West Texas Intermediate crude for May delivery added 30 cents to $65.24 a barrel on the New York Mercantile Exchange at 3:45pm in Seoul. The contract climbed 56 cents to $64.94 on Thursday. No futures were traded in New York or London on Friday due to the Good Friday holiday. Total volume traded was about 44 per cent below the 100-day average.
Brent for June settlement rose 41 cents to $69.75 on the London-based ICE Futures Europe exchange. The May contract climbed 74 cents to close at $70.27 before expiration on Thursday. The global benchmark traded at a $4.59 premium to June WTI.
Yuan-denominated oil futures on the Shanghai International Energy Exchange lost 0.6 per cent to 417.6 yuan a barrel.

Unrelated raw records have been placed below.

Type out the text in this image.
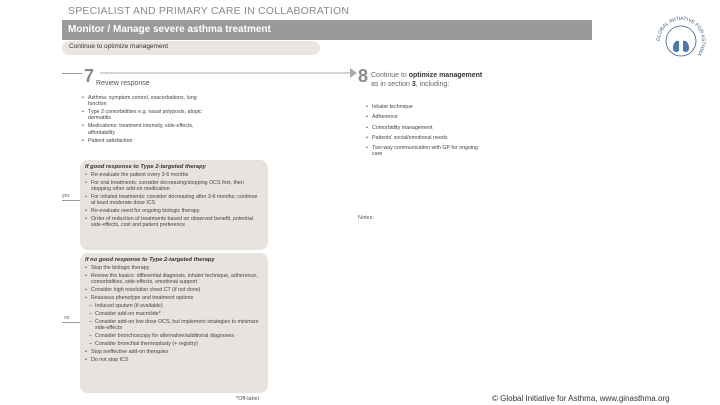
SPECIALIST AND PRIMARY CARE IN COLLABORATION
Monitor / Manage severe asthma treatment
Continue to optimize management
GLOBAL INITIATIVE FOR ASTHMA
7 Review response
• Asthma: symptom control, exacerbations, lung function
• Type 2 comorbidities e.g. nasal polyposis, atopic dermatitis
• Medications: treatment intensity, side-effects, affordability
• Patient satisfaction
8 Continue to optimize management
as in section 3, including:
• Inhaler technique
• Adherence
• Comorbidity management
• Patients' social/emotional needs
• Two-way communication with GP for ongoing care
Notes:
yes
If good response to Type 2-targeted therapy
• Re-evaluate the patient every 3-6 months
• For oral treatments: consider decreasing/stopping OCS first, then stopping other add-on medication
• For inhaled treatments: consider decreasing after 3-6 months; continue at least moderate dose ICS
• Re-evaluate need for ongoing biologic therapy
• Order of reduction of treatments based on observed benefit, potential side-effects, cost and patient preference
no
If no good response to Type 2-targeted therapy
• Stop the biologic therapy
• Review the basics: differential diagnosis, inhaler technique, adherence, comorbidities, side-effects, emotional support
• Consider high resolution chest CT (if not done)
• Reassess phenotype and treatment options
– Induced sputum (if available)
– Consider add-on macrolide*
– Consider add-on low dose OCS, but implement strategies to minimize side-effects
– Consider bronchoscopy for alternative/additional diagnoses
– Consider bronchial thermoplasty (+ registry)
• Stop ineffective add-on therapies
• Do not stop ICS
*Off-label	© Global Initiative for Asthma, www.ginasthma.org
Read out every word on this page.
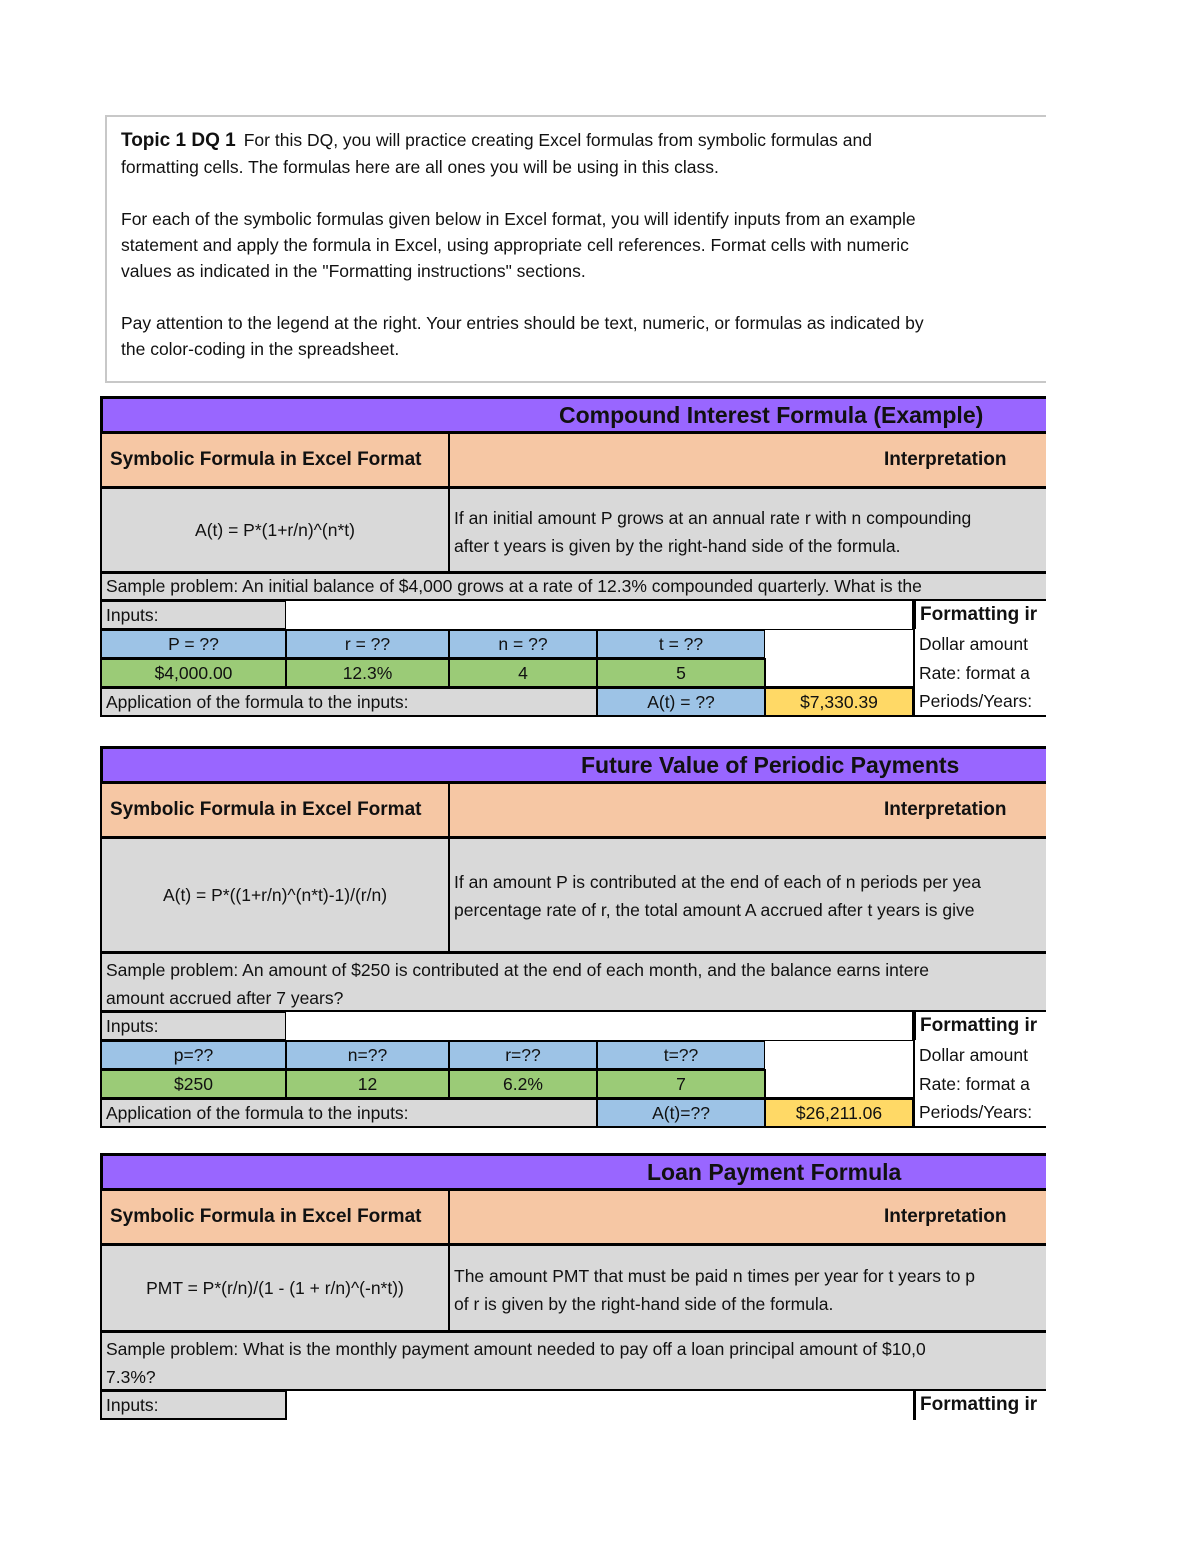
Topic 1 DQ 1 For this DQ, you will practice creating Excel formulas from symbolic formulas and
formatting cells. The formulas here are all ones you will be using in this class.

For each of the symbolic formulas given below in Excel format, you will identify inputs from an example
statement and apply the formula in Excel, using appropriate cell references. Format cells with numeric
values as indicated in the "Formatting instructions" sections.

Pay attention to the legend at the right. Your entries should be text, numeric, or formulas as indicated by
the color-coding in the spreadsheet.

Compound Interest Formula (Example)
Symbolic Formula in Excel Format	Interpretation
A(t) = P*(1+r/n)^(n*t)
If an initial amount P grows at an annual rate r with n compounding
after t years is given by the right-hand side of the formula.
Sample problem: An initial balance of $4,000 grows at a rate of 12.3% compounded quarterly. What is the
Inputs:	Formatting ir
P = ??	r = ??	n = ??	t = ??	Dollar amount
$4,000.00	12.3%	4	5	Rate: format a
Application of the formula to the inputs:	A(t) = ??	$7,330.39	Periods/Years:
Future Value of Periodic Payments
Symbolic Formula in Excel Format	Interpretation
A(t) = P*((1+r/n)^(n*t)-1)/(r/n)
If an amount P is contributed at the end of each of n periods per yea
percentage rate of r, the total amount A accrued after t years is give
Sample problem: An amount of $250 is contributed at the end of each month, and the balance earns intere
amount accrued after 7 years?
Inputs:	Formatting ir
p=??	n=??	r=??	t=??	Dollar amount
$250	12	6.2%	7	Rate: format a
Application of the formula to the inputs:	A(t)=??	$26,211.06	Periods/Years:
Loan Payment Formula
Symbolic Formula in Excel Format	Interpretation
PMT = P*(r/n)/(1 - (1 + r/n)^(-n*t))
The amount PMT that must be paid n times per year for t years to p
of r is given by the right-hand side of the formula.
Sample problem: What is the monthly payment amount needed to pay off a loan principal amount of $10,0
7.3%?
Inputs:	Formatting ir
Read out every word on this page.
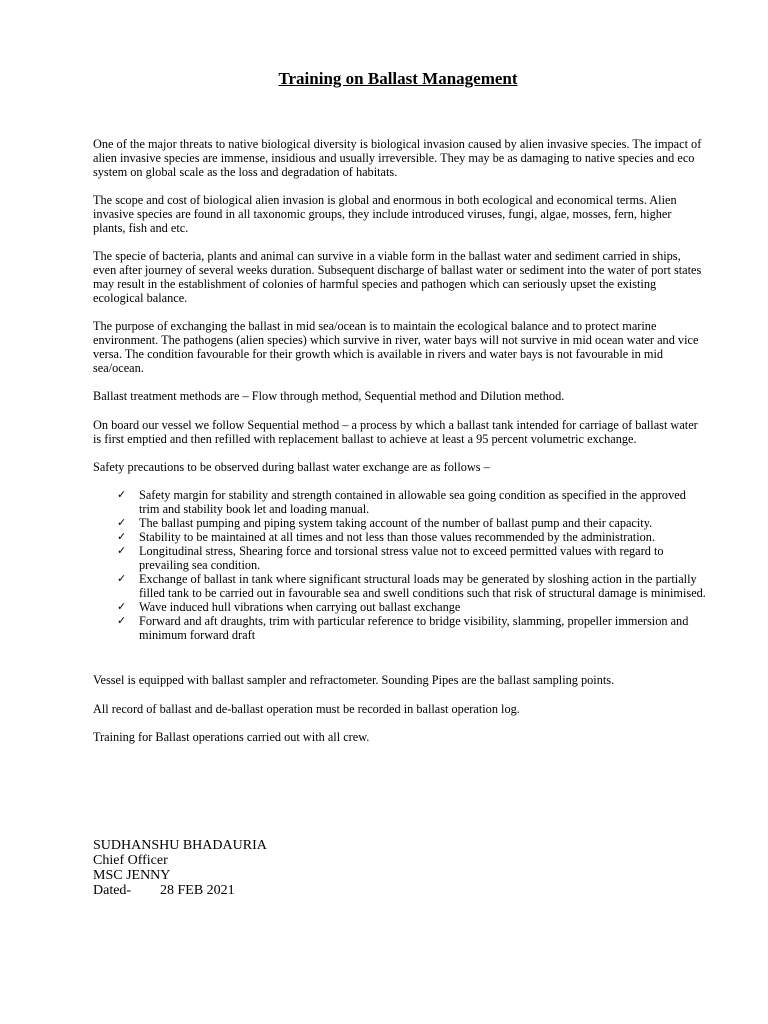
Training on Ballast Management

One of the major threats to native biological diversity is biological invasion caused by alien invasive species. The impact of alien invasive species are immense, insidious and usually irreversible. They may be as damaging to native species and eco system on global scale as the loss and degradation of habitats.

The scope and cost of biological alien invasion is global and enormous in both ecological and economical terms. Alien invasive species are found in all taxonomic groups, they include introduced viruses, fungi, algae, mosses, fern, higher plants, fish and etc.

The specie of bacteria, plants and animal can survive in a viable form in the ballast water and sediment carried in ships, even after journey of several weeks duration. Subsequent discharge of ballast water or sediment into the water of port states may result in the establishment of colonies of harmful species and pathogen which can seriously upset the existing ecological balance.

The purpose of exchanging the ballast in mid sea/ocean is to maintain the ecological balance and to protect marine environment. The pathogens (alien species) which survive in river, water bays will not survive in mid ocean water and vice versa. The condition favourable for their growth which is available in rivers and water bays is not favourable in mid sea/ocean.

Ballast treatment methods are – Flow through method, Sequential method and Dilution method.

On board our vessel we follow Sequential method – a process by which a ballast tank intended for carriage of ballast water is first emptied and then refilled with replacement ballast to achieve at least a 95 percent volumetric exchange.

Safety precautions to be observed during ballast water exchange are as follows –

✓ Safety margin for stability and strength contained in allowable sea going condition as specified in the approved trim and stability book let and loading manual.
✓ The ballast pumping and piping system taking account of the number of ballast pump and their capacity.
✓ Stability to be maintained at all times and not less than those values recommended by the administration.
✓ Longitudinal stress, Shearing force and torsional stress value not to exceed permitted values with regard to prevailing sea condition.
✓ Exchange of ballast in tank where significant structural loads may be generated by sloshing action in the partially filled tank to be carried out in favourable sea and swell conditions such that risk of structural damage is minimised.
✓ Wave induced hull vibrations when carrying out ballast exchange
✓ Forward and aft draughts, trim with particular reference to bridge visibility, slamming, propeller immersion and minimum forward draft

Vessel is equipped with ballast sampler and refractometer. Sounding Pipes are the ballast sampling points.

All record of ballast and de-ballast operation must be recorded in ballast operation log.

Training for Ballast operations carried out with all crew.

SUDHANSHU BHADAURIA
Chief Officer
MSC JENNY
Dated- 28 FEB 2021
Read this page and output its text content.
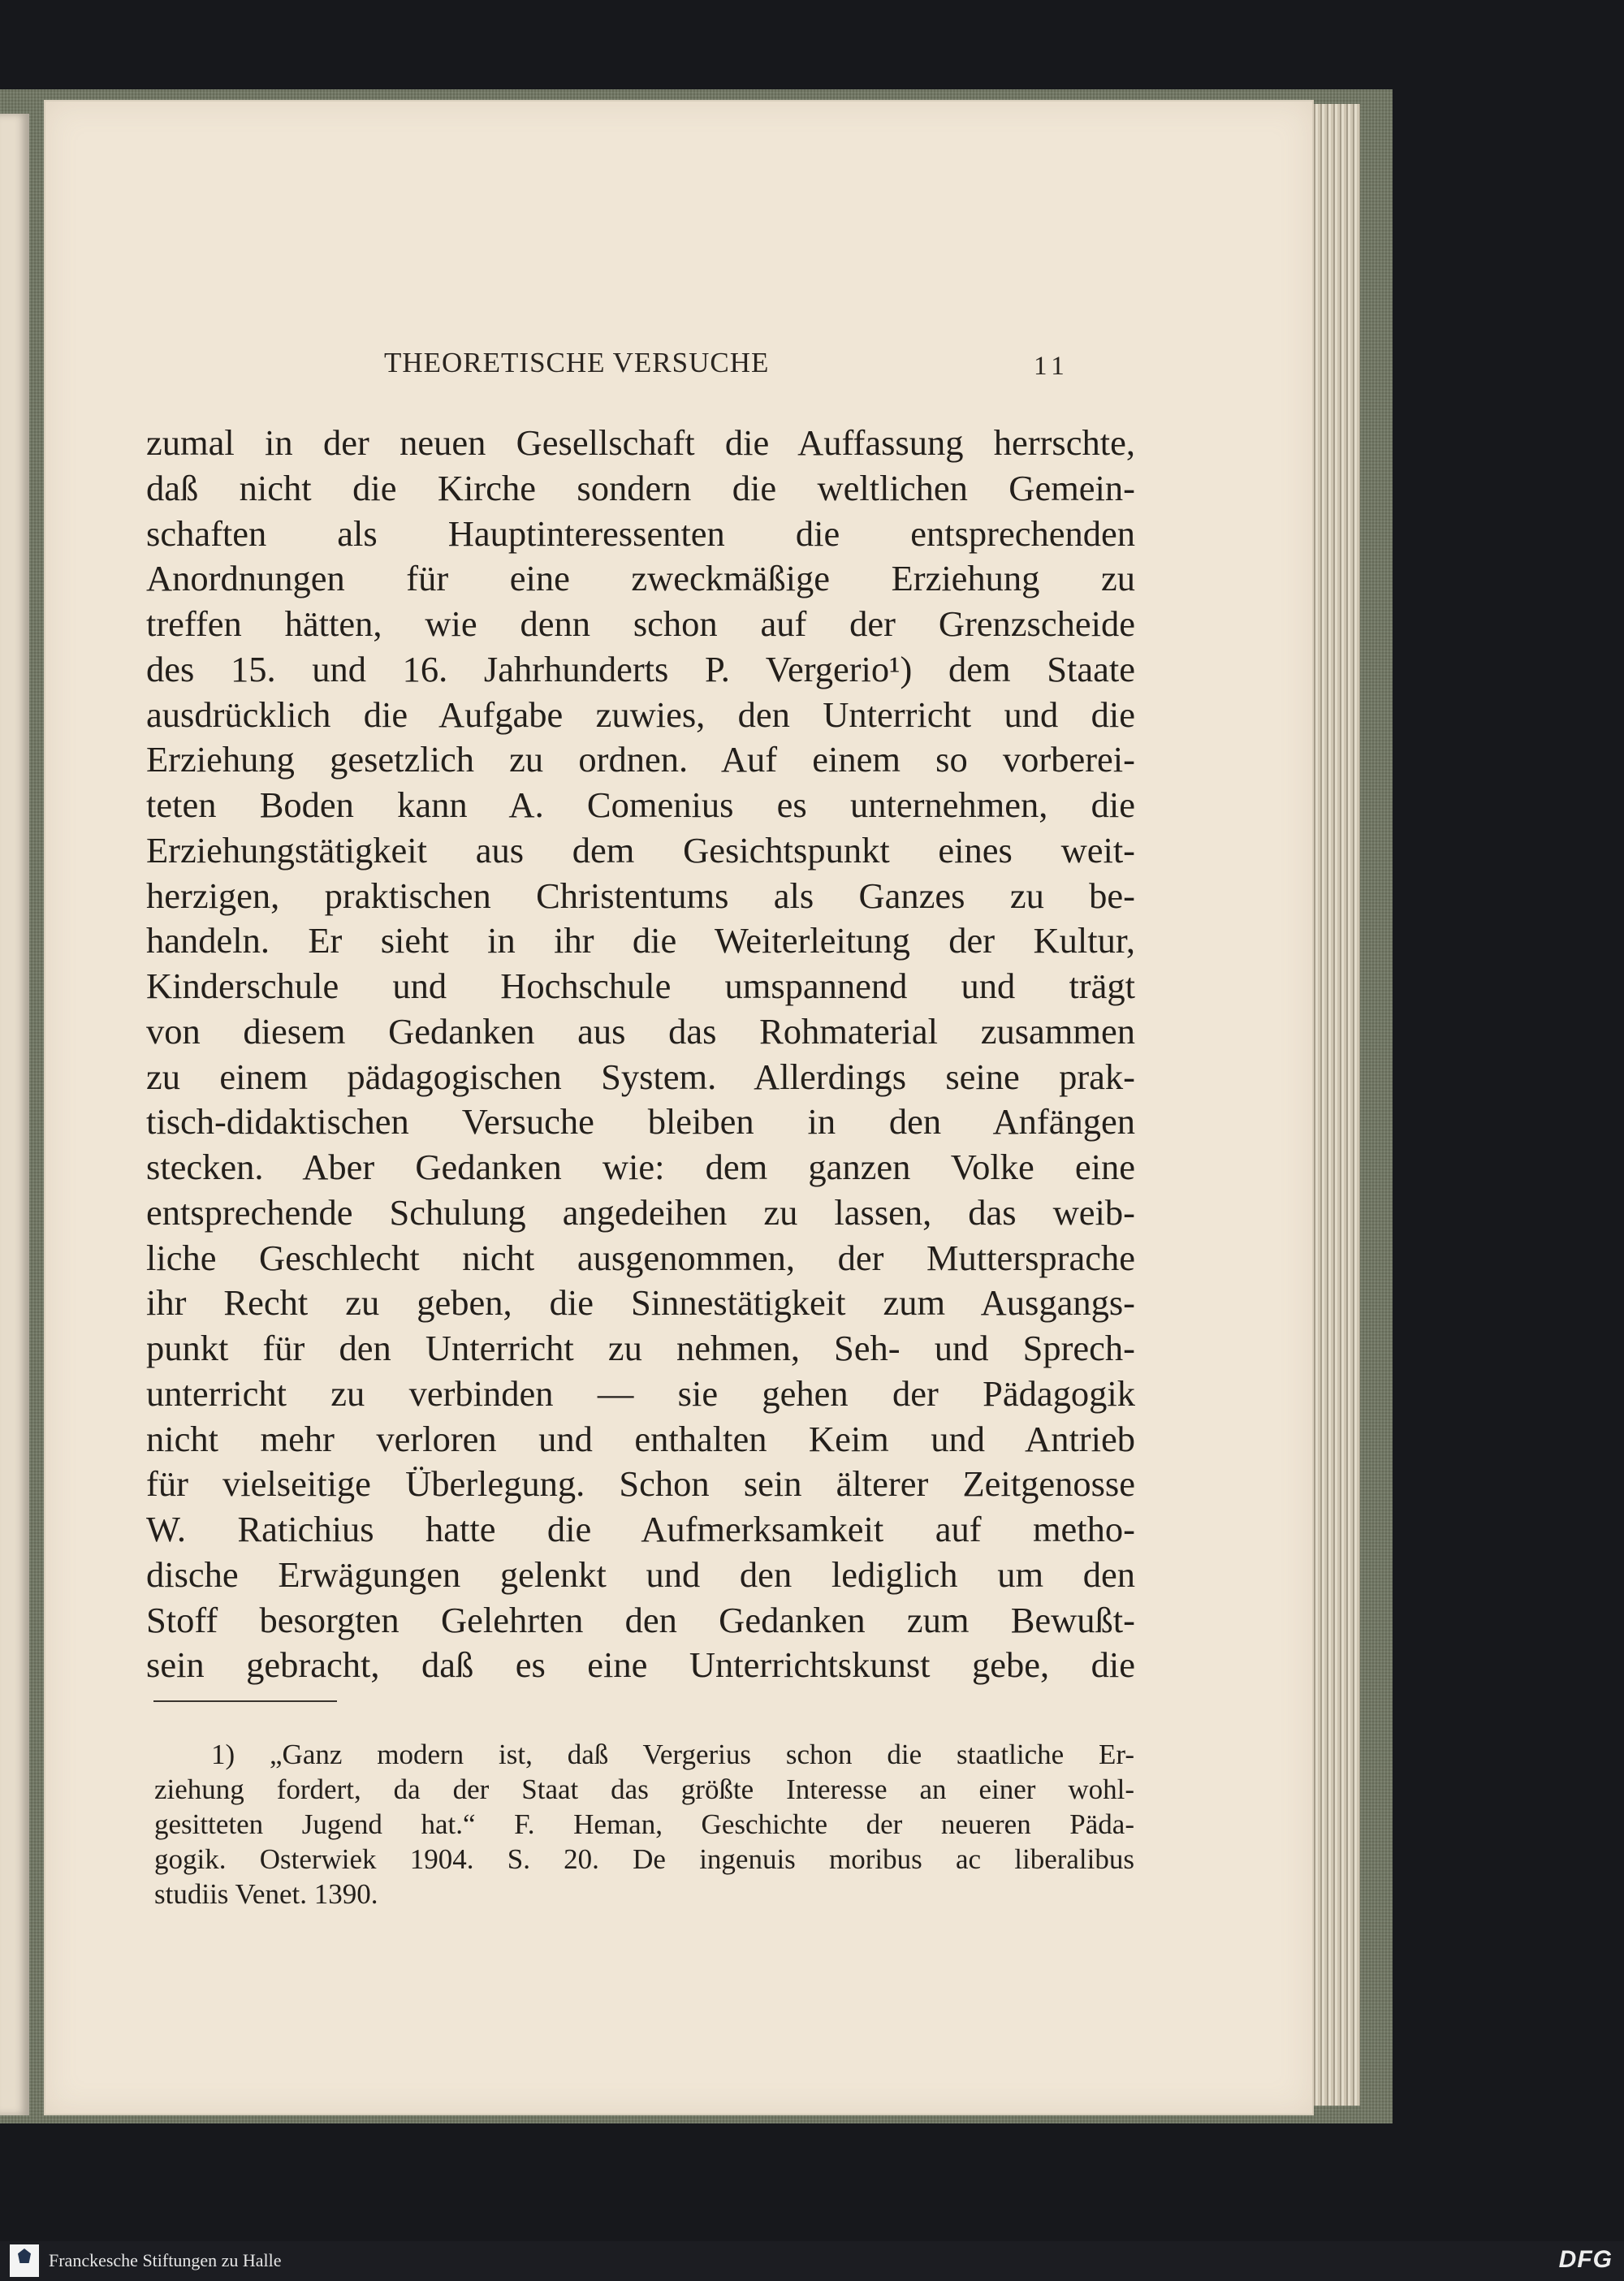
THEORETISCHE VERSUCHE	11
zumal in der neuen Gesellschaft die Auffassung herrschte,
daß nicht die Kirche sondern die weltlichen Gemein-
schaften als Hauptinteressenten die entsprechenden
Anordnungen für eine zweckmäßige Erziehung zu
treffen hätten, wie denn schon auf der Grenzscheide
des 15. und 16. Jahrhunderts P. Vergerio¹) dem Staate
ausdrücklich die Aufgabe zuwies, den Unterricht und die
Erziehung gesetzlich zu ordnen. Auf einem so vorberei-
teten Boden kann A. Comenius es unternehmen, die
Erziehungstätigkeit aus dem Gesichtspunkt eines weit-
herzigen, praktischen Christentums als Ganzes zu be-
handeln. Er sieht in ihr die Weiterleitung der Kultur,
Kinderschule und Hochschule umspannend und trägt
von diesem Gedanken aus das Rohmaterial zusammen
zu einem pädagogischen System. Allerdings seine prak-
tisch-didaktischen Versuche bleiben in den Anfängen
stecken. Aber Gedanken wie: dem ganzen Volke eine
entsprechende Schulung angedeihen zu lassen, das weib-
liche Geschlecht nicht ausgenommen, der Muttersprache
ihr Recht zu geben, die Sinnestätigkeit zum Ausgangs-
punkt für den Unterricht zu nehmen, Seh- und Sprech-
unterricht zu verbinden — sie gehen der Pädagogik
nicht mehr verloren und enthalten Keim und Antrieb
für vielseitige Überlegung. Schon sein älterer Zeitgenosse
W. Ratichius hatte die Aufmerksamkeit auf metho-
dische Erwägungen gelenkt und den lediglich um den
Stoff besorgten Gelehrten den Gedanken zum Bewußt-
sein gebracht, daß es eine Unterrichtskunst gebe, die
1) „Ganz modern ist, daß Vergerius schon die staatliche Er-
ziehung fordert, da der Staat das größte Interesse an einer wohl-
gesitteten Jugend hat.“ F. Heman, Geschichte der neueren Päda-
gogik. Osterwiek 1904. S. 20. De ingenuis moribus ac liberalibus
studiis Venet. 1390.
Franckesche Stiftungen zu Halle	DFG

The September delivery contract closed 2.6 per cent higher on Friday after debuting last week.
US explorers cut the number of rigs by the most since November 2017 last week, bringing the total to 797, Baker Hughes data showed. Still, the count remains near the highest in three years, and with separate data showing nationwide crude inventories climbed 1.64 million barrels in the week ended March 23, jitters over increasing US supplies remain.
Also in the US, Trump’s appointment of Iran hawks Mike Pompeo and John Bolton last month increased chances America will exit a deal under which international sanctions were removed on Iran in return of a curbing of its nuclear programme.
If measures are reinstated, at least 250,000 to 350,000 barrels a day of oil is at risk of being disrupted, according to Ehsan Khoman, head of research for the Middle East and North Africa at Mitsubishi UFJ. UBS’s analyst Giovanni Staunovo boosted his oil price outlook, citing the potential sanctions as causing an upside risk to prices, especially at a time when Opec and its allies said they will err toward over-tightening in the market.
The encouraging signs for bulls were also echoed in money managers’ net-long positions. Hedge funds have increased their bullish WTI bets to the highest level in seven weeks, according to the US. Commodity Futures Trading Commission.